Gas diffusion layer properties on the performance of proton exchange membrane fuel cell : p_c-s relationship with K-function

Accurate capillary pressure-liquid water saturation relationship (p_c-s) plays a key role in predicting the performance of proton exchange membrane (PEM) fuel cells and the two-phase flow characteristics in gas diffusion layer (GDL). In this work, a validated Leverett function (K-function) based on the experimental p_c-s data for SGL24 and SGL10 series carbon paper GDL materials is incorporated into a three-dimensional and two-phase PEM fuel cell model to investigate the effects of gas diffusion layer properties on the cell performance.
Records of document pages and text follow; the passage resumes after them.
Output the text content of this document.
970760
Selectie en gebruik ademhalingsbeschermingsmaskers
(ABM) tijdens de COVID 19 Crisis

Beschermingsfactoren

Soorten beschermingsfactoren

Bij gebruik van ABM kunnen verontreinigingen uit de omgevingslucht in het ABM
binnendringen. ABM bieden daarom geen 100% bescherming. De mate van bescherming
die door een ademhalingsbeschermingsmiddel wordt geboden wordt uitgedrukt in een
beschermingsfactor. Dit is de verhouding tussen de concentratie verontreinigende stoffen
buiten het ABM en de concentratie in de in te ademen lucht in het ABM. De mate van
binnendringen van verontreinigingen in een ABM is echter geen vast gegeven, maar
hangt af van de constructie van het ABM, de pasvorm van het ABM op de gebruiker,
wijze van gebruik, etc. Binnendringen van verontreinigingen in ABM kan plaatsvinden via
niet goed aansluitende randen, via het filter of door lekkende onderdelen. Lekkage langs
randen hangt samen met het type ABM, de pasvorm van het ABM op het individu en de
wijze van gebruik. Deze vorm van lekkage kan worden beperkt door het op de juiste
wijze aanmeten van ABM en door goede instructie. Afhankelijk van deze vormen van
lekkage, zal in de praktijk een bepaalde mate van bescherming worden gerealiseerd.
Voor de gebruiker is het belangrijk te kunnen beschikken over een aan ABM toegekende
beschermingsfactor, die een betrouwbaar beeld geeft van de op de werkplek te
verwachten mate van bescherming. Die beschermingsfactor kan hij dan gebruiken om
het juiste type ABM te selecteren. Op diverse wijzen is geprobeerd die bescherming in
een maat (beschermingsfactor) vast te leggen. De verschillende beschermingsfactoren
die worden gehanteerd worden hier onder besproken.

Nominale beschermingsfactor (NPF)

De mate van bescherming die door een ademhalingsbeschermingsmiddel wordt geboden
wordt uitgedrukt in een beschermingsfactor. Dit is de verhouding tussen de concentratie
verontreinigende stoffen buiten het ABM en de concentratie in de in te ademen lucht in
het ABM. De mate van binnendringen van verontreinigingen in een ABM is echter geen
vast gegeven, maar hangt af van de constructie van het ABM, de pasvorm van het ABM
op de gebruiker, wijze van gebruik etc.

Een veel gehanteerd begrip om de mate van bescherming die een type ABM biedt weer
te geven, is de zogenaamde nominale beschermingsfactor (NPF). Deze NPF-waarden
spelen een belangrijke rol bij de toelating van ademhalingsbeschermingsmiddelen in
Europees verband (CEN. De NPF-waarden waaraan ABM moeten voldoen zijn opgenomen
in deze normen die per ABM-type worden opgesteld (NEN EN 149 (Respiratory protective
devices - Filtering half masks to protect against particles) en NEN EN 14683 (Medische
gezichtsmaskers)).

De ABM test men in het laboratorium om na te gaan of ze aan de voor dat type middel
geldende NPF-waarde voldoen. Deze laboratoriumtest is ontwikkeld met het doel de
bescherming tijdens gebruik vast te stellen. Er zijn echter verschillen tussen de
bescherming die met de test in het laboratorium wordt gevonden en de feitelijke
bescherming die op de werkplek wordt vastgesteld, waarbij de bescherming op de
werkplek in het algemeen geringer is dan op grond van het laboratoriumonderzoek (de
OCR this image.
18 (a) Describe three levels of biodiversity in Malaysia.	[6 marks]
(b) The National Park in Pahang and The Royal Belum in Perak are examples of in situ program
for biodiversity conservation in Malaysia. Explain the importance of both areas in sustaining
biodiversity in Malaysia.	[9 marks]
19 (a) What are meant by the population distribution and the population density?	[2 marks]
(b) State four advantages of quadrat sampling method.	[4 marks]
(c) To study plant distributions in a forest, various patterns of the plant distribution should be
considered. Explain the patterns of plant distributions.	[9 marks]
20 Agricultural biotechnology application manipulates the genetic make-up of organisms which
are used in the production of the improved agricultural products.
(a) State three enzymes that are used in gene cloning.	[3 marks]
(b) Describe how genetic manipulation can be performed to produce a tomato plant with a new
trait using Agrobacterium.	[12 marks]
Special emphasis is put on Polytetrafluoroethylene (PTFE) loading (5–20 wt%) in the GDL, compression pressure (1–4 MPa) and micro-porous layer (MPL). The results show that the cell exhibits better performance when a higher PTFE loading of 20% and a lower compression pressure of 1 MPa are adopted. However, liquid water is hard to drain from the GDL with the 5 wt% PTFE loading due to the low hydrophobicity, especially under the ribs; for the high compression pressure of 4 MPa, small effective porosity caused by the pressure becomes the major resistance of water drainage. The existence of MPL is also very helpful to reduce the water saturation in the GDL.